Si l’on cherche une bonne nouvelle, ce n’est donc pas du côté des sciences du climat qu’il faut se tourner, mais dans le fait que de plus en plus d’acteurs économiques et politiques, de pays, de citoyens, sont maintenant au courant du problème, conscients que l’on ne peut pas continuer comme cela. Même si tous n’ont pas compris que des changements radicaux sont nécessaires dans l’économie, la politique énergétique, les transports, l’urbanisme...
En revanche, ce qui n’a que peu évolué, c’est la traduction de cette perception renforcée du problème en actions suffisamment énergiques pour avoir un effet sur la gravité des évolutions climatiques futures. Ainsi, en juillet dernier, le G8 a bien dit qu’il faudrait diviser par deux les émissions mondiales, mais sans préciser par rapport à quelle année, et en citant le chiffre le plus « facile » du rapport du Giec. Ce dernier affirme que, si l’on veut rester en dessous d’une élévation de 2°C de la température planétaire moyenne, relativement à la situation pré-industrielle, il faut diminuer les émissions de 50... à 85% à l’échelle mondiale et de plus de 80% dans les pays développés d’ici 2050. Le G8 est constitué des pays les plus développés, il aurait été intéressant qu’ils reconnaissent la répartition des réductions nécessaires entre pays développés et pays en développement. Il s’agit non seulement de décarboniser pratiquement toute l’économie d’ici la fin du siècle mais de le faire 2050 pour les pays aujourd’hui industrialisés qui ont bien plus les moyens de le faire.

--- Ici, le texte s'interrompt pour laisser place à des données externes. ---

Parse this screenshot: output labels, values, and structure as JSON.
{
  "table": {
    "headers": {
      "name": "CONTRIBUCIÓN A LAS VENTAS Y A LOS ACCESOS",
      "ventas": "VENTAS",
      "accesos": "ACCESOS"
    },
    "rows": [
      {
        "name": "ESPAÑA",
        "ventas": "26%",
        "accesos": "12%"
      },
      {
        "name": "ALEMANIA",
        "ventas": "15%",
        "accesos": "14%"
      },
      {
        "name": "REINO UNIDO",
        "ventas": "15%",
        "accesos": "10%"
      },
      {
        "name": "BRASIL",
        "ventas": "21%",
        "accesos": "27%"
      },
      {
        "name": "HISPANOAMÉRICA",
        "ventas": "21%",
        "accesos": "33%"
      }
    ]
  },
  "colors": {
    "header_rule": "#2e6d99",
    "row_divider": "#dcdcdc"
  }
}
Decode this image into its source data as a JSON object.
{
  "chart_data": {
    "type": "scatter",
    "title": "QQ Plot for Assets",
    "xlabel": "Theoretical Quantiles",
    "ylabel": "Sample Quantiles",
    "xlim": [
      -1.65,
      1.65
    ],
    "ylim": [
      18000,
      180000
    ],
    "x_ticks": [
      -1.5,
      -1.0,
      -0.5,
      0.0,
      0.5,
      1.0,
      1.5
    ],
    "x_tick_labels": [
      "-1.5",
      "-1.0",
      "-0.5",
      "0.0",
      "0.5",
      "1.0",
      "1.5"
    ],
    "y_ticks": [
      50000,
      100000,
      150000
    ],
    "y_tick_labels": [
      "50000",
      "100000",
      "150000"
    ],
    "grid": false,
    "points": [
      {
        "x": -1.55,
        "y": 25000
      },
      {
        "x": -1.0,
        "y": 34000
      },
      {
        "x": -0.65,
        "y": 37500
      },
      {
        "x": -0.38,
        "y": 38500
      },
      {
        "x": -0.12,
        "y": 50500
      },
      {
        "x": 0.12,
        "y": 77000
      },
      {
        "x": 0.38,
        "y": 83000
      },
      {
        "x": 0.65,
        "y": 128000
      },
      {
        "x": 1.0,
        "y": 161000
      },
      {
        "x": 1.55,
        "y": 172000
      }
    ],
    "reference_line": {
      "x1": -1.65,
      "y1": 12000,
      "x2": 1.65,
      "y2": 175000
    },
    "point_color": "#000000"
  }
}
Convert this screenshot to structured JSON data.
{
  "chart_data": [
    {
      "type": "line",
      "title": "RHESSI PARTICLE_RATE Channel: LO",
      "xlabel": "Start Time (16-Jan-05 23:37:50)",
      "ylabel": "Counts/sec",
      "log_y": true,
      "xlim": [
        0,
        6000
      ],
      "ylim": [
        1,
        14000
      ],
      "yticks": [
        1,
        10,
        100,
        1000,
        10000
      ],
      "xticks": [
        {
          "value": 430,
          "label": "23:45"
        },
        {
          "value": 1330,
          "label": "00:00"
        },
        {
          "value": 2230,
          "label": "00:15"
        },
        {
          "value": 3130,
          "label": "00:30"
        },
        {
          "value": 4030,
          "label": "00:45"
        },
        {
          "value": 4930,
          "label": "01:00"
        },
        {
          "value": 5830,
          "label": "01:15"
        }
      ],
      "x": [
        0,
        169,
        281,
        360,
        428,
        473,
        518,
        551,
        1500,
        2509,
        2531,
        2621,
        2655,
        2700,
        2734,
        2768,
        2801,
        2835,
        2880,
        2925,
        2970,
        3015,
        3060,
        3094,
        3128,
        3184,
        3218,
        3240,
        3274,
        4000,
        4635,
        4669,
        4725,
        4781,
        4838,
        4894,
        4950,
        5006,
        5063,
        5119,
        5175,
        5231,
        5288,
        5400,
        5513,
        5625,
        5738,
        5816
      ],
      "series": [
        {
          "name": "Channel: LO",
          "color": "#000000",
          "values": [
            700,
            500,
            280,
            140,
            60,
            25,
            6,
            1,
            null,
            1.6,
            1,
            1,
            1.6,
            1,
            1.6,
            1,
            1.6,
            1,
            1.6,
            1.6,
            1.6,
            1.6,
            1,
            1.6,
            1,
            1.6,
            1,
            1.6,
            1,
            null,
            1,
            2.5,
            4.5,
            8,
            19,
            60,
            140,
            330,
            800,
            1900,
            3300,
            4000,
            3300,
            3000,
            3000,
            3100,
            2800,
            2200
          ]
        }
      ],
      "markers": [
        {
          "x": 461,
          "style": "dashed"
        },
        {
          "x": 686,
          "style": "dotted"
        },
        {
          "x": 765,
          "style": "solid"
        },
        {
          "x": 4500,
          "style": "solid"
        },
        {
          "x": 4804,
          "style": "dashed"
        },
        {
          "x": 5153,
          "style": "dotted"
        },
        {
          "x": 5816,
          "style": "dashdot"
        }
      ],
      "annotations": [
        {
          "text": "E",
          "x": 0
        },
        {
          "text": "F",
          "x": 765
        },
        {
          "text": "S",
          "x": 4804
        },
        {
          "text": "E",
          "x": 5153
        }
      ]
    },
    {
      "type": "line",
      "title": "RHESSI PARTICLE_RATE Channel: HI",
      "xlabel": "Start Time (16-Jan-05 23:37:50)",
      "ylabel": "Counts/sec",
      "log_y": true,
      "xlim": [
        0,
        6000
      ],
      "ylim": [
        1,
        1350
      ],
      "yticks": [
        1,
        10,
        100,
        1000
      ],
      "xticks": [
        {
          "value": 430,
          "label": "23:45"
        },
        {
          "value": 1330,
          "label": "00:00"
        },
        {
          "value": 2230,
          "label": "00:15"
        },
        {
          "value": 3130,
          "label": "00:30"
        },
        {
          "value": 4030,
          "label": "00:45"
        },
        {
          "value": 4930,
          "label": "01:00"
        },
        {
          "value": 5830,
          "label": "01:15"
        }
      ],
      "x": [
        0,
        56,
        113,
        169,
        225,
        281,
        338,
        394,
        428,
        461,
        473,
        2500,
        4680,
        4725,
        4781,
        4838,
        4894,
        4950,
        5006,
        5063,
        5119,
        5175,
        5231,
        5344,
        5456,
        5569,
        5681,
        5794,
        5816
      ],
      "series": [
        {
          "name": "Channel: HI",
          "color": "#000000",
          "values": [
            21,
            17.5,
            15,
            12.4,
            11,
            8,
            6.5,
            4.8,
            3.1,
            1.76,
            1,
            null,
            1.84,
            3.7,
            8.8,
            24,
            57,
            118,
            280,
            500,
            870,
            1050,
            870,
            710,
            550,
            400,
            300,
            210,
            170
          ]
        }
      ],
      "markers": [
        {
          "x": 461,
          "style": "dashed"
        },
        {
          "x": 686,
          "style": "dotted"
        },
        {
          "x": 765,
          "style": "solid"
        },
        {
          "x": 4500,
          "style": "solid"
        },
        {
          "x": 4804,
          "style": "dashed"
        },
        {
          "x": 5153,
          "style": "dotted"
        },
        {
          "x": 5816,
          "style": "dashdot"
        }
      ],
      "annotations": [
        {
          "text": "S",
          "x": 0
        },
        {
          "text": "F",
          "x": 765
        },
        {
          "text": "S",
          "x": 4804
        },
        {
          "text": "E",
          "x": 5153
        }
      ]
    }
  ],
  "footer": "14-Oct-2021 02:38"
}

L’évolution récente des émissions de gaz à effet de serre se situe toujours au niveau le plus élevé des scénarios du GIEC. Pourquoi ?

Jean-Pascal van Ypersele : Il faut poser la question aux responsables politiques. La « vérité » que les scientifiques ont découverte est réellement dérangeante. Il y a une révolution énergétique à accomplir. Changer beaucoup d’habitudes, des stratégies économiques, des modes de production et de consommation. Devant cette perspective très dérangeante, on comprend que la tactique de la sourde oreille et de la tête dans le sable tente beaucoup de responsables. C’est cela qui s’est passé depuis 15 ans. Cela commence à changer... la Chine a publié son premier plan d’action sur le climat, c’est un signe positif, que l’on n’aurait probablement pas observé il y a dix ans.